“The Most Beautiful Machine” is an idea of Claude E. Shannon, who died in 2001. His “Mathematical Theory of Communication” is the fundament of the digital machine. It’s a communication based on the functions ON and OFF. In this special case the observers are supposed to push the ON button. After a while the lid of the trunk opens, a hand comes out and turns off the machine. The trunk closes – that’s it!. [via] Link.
Do you know of a toy version of the ultimate machine that was popular in the 1950s? It was a skeleton hand that came out of the box and turned the switch off…it was a novelty item. I am trying to find the name and a picture of it.
I do remember the commercial toy.
I tried contacting the successors to the Johnson-Smith novelty catalog without much luck.
A large academic research library, with collections of ephemera, might have Johnson-Smith and other catalogs from the appropriate period. A couple of sources, e.g.
http://www.genetics.org/cgi/content/full/159/3/915 recall seeing Shannon demonstrate the UM on TV in the 50’s.
A kinescope of that would be priceless. If the Museum of Broadcasting has detailed archival material on likely shows, such as Garry Moore’s “I’ve Got a Secret”, that would also be worth some research.
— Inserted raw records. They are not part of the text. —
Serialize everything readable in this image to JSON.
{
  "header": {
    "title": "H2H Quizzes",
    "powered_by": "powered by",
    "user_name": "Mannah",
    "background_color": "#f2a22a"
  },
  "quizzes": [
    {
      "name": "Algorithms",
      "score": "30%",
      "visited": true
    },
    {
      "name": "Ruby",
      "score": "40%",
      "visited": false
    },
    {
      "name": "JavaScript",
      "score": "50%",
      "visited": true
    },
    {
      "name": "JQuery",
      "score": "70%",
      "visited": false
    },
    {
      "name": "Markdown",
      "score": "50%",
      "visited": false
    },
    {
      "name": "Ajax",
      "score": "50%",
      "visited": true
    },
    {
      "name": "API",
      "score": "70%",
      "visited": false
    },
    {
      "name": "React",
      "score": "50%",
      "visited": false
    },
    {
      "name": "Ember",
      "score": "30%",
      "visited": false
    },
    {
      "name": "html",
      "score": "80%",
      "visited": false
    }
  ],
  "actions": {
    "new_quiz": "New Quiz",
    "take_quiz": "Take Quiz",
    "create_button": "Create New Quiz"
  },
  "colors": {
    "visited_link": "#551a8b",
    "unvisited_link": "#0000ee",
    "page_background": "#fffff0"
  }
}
I have a dim childhood memory of this device and have been looking for it for years without success. But I recently saw it again: on a rerun of an old TV show from the 60s – “The Man From U.N.C.L.E.”.
http://video.aol.com/video/tv-the-man-from-uncle-the-finny-foot-affair/1738751
In this episode (Season 1, Episode 10), a young Kurt Russell plays a boy who has a novelty version of the machine, made out of black plastic with a large metal toggle switch to activate the mechanism. It appears in Act 1 and again in Act 3, where it is used as a distraction to thwart the bad guys.